The council’s TV licence-style inspections are part of a new clampdown on illegal dumping.
The City Council has already written to residents around Killala Gardens, Knocknaheeny, seeking proof that they are disposing of their waste appropriately.
Approximately 40% of residents have responded to the local authority’s requests, and the Council will go door-to-door at the end of February to investigate other properties.
Residents will need to provide a bill from an authorised refuse collection company or other forms of proof that their rubbish is being disposed of in a legal manner.
Dumping in the area has become so bad in recent months that one resident had her garden taken over by an infestation of rats. New by-laws being adopted around the country this year will empower local authorities to act against homeowners who are suspected of illegally disposing of waste. Fixed penalties of €75 will be issued to households without a satisfactory system in place.
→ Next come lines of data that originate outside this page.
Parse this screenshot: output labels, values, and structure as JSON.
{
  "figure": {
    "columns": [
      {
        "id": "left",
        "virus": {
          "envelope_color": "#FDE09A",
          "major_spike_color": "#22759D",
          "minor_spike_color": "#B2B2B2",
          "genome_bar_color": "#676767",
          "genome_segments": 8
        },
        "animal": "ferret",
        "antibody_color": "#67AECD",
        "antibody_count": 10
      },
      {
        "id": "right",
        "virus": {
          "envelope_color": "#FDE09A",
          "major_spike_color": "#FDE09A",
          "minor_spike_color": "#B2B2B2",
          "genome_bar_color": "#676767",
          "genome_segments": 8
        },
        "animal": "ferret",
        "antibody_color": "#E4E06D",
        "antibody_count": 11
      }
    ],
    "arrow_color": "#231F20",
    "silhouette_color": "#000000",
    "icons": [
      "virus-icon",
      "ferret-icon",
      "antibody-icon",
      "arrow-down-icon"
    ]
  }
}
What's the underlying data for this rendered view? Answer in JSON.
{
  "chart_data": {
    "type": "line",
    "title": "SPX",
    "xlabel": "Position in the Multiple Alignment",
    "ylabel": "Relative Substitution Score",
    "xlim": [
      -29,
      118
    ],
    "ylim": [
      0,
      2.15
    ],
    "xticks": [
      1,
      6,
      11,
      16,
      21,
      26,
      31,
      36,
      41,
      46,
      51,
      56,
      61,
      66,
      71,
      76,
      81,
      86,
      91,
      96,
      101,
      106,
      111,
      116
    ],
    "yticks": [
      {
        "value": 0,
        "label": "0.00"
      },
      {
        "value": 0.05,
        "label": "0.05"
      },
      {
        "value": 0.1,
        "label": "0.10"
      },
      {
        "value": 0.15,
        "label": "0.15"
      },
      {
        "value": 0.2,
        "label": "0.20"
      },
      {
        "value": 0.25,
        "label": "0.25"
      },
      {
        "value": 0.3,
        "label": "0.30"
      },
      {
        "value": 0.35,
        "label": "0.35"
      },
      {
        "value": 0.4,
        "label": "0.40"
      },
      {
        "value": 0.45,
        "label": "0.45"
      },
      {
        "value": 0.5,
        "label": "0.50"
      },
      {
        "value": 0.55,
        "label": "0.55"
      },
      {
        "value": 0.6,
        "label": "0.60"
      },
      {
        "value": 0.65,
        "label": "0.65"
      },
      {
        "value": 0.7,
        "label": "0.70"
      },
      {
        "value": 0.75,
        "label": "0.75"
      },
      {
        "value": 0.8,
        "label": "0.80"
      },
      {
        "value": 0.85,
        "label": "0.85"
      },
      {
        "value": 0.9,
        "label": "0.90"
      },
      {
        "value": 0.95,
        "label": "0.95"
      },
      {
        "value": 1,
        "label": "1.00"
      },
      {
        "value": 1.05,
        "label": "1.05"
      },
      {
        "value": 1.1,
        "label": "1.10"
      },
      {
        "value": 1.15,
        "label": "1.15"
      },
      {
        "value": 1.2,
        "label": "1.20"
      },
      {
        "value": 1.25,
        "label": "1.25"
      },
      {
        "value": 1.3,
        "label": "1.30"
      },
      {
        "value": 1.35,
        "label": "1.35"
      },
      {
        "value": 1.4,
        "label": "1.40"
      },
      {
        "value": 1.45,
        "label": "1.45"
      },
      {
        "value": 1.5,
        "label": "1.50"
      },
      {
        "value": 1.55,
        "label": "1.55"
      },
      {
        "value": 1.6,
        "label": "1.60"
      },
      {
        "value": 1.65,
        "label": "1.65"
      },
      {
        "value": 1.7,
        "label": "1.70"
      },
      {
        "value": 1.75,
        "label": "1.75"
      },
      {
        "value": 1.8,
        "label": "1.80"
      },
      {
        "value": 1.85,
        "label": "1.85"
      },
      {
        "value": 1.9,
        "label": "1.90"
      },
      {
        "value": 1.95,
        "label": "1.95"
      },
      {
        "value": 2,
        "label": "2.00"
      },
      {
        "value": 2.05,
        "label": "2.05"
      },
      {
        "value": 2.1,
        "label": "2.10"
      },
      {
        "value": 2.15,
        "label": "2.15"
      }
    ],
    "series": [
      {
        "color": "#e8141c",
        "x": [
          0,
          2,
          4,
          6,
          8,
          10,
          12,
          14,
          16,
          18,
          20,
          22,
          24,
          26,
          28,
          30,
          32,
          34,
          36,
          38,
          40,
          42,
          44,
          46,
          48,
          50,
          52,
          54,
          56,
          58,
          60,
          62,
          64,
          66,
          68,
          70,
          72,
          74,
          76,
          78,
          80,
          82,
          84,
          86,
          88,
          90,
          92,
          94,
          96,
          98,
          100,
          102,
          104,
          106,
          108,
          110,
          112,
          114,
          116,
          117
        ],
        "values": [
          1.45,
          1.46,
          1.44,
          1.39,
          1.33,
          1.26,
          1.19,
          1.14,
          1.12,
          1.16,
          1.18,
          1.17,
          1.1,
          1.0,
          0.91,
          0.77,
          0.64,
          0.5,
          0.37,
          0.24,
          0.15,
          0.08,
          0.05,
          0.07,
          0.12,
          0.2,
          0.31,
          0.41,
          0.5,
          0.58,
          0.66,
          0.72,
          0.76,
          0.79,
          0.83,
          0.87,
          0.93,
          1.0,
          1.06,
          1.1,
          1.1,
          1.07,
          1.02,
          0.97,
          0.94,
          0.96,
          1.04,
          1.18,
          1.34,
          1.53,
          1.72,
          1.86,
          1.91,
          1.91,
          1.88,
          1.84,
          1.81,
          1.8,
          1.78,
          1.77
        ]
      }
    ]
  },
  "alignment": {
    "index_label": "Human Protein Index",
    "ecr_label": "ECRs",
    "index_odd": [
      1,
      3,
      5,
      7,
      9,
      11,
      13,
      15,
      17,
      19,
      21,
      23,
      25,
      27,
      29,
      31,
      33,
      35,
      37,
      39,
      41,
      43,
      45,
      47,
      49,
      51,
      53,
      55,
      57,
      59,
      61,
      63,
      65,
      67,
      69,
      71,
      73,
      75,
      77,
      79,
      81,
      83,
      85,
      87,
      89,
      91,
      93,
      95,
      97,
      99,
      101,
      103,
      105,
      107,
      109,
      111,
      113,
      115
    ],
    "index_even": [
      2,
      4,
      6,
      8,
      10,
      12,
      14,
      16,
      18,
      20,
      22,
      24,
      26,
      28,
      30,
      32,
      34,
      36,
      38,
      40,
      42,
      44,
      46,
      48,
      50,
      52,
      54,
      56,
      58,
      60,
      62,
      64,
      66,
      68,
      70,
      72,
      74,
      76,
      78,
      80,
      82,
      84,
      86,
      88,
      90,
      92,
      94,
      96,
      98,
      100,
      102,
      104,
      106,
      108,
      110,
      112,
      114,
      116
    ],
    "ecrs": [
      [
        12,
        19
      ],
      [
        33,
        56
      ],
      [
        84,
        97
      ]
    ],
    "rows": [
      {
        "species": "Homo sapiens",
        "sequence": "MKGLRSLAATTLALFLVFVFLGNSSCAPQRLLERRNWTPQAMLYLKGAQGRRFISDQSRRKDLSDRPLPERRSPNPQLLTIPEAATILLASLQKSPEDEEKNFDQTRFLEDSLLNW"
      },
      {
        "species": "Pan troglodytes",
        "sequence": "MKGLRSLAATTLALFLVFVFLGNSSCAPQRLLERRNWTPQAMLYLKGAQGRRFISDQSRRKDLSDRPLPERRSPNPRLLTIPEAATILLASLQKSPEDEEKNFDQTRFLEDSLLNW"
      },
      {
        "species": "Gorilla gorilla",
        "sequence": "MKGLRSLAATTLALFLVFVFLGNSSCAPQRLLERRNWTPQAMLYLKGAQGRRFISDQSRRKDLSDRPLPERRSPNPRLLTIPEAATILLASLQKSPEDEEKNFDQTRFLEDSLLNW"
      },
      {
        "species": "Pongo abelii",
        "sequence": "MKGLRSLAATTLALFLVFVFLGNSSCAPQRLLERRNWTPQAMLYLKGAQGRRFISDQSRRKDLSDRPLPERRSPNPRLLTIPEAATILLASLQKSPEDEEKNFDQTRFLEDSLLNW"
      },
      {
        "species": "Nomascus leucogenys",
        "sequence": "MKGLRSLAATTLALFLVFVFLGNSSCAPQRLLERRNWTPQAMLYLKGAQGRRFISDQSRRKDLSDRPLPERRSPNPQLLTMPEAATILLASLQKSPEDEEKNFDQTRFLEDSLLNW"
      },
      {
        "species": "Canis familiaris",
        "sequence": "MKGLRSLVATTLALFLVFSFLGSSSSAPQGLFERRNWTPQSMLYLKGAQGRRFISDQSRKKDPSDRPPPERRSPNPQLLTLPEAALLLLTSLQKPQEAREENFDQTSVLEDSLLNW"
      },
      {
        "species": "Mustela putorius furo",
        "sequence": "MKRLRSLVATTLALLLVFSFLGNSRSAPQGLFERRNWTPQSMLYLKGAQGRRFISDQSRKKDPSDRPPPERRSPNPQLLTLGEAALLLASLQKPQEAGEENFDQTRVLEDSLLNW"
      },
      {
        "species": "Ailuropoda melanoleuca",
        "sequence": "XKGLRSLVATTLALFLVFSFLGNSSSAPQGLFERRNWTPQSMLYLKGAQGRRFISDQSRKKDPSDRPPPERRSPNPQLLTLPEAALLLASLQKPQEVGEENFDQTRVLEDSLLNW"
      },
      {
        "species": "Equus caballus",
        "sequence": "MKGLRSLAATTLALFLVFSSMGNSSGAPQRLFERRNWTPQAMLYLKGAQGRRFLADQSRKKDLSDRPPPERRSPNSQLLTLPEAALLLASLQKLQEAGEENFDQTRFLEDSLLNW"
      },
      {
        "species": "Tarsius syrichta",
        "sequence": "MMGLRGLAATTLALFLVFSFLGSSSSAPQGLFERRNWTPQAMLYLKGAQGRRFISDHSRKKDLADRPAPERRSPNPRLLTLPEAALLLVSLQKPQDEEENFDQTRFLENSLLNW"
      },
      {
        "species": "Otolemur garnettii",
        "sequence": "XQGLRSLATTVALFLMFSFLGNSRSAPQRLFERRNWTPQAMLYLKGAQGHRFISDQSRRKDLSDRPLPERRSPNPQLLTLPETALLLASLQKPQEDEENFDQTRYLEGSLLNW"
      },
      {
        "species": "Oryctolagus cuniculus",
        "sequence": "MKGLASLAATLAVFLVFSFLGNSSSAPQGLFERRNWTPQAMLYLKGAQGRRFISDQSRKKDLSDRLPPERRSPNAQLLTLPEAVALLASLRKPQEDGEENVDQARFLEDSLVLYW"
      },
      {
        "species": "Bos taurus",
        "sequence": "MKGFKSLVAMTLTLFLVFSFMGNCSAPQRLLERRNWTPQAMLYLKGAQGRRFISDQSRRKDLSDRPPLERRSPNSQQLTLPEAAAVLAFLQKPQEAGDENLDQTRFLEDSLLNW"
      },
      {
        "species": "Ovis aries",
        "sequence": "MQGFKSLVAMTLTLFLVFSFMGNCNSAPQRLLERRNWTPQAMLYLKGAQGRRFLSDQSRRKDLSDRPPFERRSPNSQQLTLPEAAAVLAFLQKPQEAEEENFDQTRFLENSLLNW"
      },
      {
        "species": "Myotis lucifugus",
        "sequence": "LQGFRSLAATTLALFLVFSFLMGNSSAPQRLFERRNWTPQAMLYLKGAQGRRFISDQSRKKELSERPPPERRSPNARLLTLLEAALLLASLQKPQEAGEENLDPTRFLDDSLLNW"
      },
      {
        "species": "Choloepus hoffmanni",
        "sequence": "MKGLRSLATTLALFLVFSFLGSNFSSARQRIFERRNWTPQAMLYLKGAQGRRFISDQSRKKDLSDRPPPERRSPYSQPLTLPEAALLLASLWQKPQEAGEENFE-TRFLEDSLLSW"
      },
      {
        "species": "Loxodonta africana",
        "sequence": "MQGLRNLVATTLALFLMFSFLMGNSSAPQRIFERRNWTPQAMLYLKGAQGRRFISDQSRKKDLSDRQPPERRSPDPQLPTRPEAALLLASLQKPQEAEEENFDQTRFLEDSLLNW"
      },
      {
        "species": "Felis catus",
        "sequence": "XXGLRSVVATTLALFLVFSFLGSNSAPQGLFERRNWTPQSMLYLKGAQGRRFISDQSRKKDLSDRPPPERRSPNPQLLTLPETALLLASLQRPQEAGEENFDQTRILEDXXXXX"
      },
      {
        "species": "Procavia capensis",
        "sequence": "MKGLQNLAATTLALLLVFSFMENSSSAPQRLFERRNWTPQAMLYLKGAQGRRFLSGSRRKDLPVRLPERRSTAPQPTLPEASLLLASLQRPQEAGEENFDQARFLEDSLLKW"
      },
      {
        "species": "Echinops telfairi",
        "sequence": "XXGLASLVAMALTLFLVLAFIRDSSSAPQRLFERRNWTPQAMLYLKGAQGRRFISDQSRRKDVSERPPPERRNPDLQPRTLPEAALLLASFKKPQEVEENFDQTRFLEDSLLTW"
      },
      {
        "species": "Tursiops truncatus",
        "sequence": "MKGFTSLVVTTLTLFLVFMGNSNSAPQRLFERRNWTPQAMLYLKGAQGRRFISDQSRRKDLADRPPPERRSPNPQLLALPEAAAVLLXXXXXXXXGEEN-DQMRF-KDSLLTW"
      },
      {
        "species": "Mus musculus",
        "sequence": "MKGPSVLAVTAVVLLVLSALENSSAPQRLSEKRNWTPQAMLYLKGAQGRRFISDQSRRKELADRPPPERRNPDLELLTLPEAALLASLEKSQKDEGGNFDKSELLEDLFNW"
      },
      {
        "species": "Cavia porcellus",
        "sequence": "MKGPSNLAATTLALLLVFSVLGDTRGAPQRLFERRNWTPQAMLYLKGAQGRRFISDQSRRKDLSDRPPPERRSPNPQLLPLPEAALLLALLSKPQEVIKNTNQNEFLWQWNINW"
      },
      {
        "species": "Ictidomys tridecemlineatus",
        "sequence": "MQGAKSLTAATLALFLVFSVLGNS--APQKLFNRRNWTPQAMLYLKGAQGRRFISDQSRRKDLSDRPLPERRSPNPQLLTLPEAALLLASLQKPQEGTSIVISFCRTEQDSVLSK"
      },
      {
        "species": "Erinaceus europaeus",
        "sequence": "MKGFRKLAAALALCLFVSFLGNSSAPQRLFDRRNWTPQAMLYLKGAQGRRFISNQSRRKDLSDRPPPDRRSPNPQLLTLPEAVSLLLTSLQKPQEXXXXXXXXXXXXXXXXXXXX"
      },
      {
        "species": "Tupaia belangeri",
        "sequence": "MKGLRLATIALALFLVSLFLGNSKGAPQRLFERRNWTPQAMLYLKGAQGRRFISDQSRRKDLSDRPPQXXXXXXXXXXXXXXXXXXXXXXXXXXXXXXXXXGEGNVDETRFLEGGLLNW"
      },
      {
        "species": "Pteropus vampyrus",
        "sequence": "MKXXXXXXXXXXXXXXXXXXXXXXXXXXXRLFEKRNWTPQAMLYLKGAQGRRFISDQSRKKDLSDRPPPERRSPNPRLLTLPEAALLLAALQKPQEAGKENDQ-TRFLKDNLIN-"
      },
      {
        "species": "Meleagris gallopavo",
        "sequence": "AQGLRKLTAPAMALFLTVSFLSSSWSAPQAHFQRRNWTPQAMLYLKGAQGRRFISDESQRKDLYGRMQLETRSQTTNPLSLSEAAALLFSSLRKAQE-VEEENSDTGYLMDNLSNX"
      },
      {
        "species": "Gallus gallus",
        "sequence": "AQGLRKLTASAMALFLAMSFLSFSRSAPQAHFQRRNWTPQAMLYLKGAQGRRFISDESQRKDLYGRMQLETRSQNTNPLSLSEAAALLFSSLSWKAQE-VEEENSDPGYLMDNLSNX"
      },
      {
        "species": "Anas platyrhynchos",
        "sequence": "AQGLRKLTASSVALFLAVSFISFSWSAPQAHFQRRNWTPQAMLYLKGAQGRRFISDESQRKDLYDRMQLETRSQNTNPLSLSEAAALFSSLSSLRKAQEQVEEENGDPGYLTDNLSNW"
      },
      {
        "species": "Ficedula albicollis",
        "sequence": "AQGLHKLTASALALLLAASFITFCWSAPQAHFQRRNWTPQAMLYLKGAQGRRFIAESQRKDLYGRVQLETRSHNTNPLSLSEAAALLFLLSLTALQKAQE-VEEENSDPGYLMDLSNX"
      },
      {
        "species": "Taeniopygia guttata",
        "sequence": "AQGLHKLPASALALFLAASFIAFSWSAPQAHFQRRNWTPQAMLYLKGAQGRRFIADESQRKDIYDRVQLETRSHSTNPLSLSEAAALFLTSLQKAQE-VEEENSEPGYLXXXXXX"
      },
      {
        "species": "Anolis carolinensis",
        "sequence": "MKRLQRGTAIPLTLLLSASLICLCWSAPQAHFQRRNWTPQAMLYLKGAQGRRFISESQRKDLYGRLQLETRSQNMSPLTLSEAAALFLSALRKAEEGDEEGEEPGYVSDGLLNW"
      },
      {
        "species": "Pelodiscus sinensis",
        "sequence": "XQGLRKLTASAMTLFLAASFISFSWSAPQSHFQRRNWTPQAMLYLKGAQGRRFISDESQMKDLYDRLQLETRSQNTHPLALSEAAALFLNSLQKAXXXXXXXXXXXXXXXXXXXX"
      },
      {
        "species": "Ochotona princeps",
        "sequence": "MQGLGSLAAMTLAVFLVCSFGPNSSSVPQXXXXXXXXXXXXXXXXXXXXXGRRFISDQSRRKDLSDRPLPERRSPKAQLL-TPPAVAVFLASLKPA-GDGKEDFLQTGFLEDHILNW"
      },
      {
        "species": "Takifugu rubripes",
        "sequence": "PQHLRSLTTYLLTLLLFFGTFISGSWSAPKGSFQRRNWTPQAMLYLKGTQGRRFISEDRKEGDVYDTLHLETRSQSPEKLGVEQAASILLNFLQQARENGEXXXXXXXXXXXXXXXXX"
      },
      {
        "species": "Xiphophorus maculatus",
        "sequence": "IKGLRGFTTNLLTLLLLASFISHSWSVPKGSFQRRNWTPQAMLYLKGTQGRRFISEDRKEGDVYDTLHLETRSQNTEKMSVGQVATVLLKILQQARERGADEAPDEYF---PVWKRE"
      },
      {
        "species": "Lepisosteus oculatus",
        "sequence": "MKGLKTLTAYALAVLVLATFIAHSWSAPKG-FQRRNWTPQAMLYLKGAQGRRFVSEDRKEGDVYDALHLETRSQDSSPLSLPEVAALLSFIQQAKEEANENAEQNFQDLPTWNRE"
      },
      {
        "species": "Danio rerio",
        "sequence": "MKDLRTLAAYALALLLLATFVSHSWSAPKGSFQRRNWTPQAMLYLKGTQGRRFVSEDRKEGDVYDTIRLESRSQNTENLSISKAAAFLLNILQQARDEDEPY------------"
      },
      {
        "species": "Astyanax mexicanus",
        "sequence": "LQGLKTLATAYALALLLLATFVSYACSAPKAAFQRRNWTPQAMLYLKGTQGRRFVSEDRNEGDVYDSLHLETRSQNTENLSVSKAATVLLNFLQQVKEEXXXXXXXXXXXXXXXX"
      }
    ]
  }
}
Repeat offenders will face fines up to €2,500.
The inspectors will go door to door seeking proof from households who are not customers of a waste collection company that they are disposing of their rubbish through civic amenity sites, recycling centre, or by sharing bins with others.
Sinn Féín city councillor Mick Nugent welcomed the inspections, saying that something needed to be done to tackle the minority of people who dump waste illegally.
"There is some severe illegal dumping in and around the area and in green areas nearby.
"It's a fine estate with fine people in it, and people will welcome that there will be action to tackle dumping," he said.
Mr Nugent also backed plans for wider investigations into illegal dumping across the city.
"We've had areas in the city that have - although somewhat unfairly, in my opinion - become national litter blackspots," he said, referring to the northside and Mahon's positions on the recent Irish Business Against Litter (IBAL) rankings.
"We do need collective action on that," he said.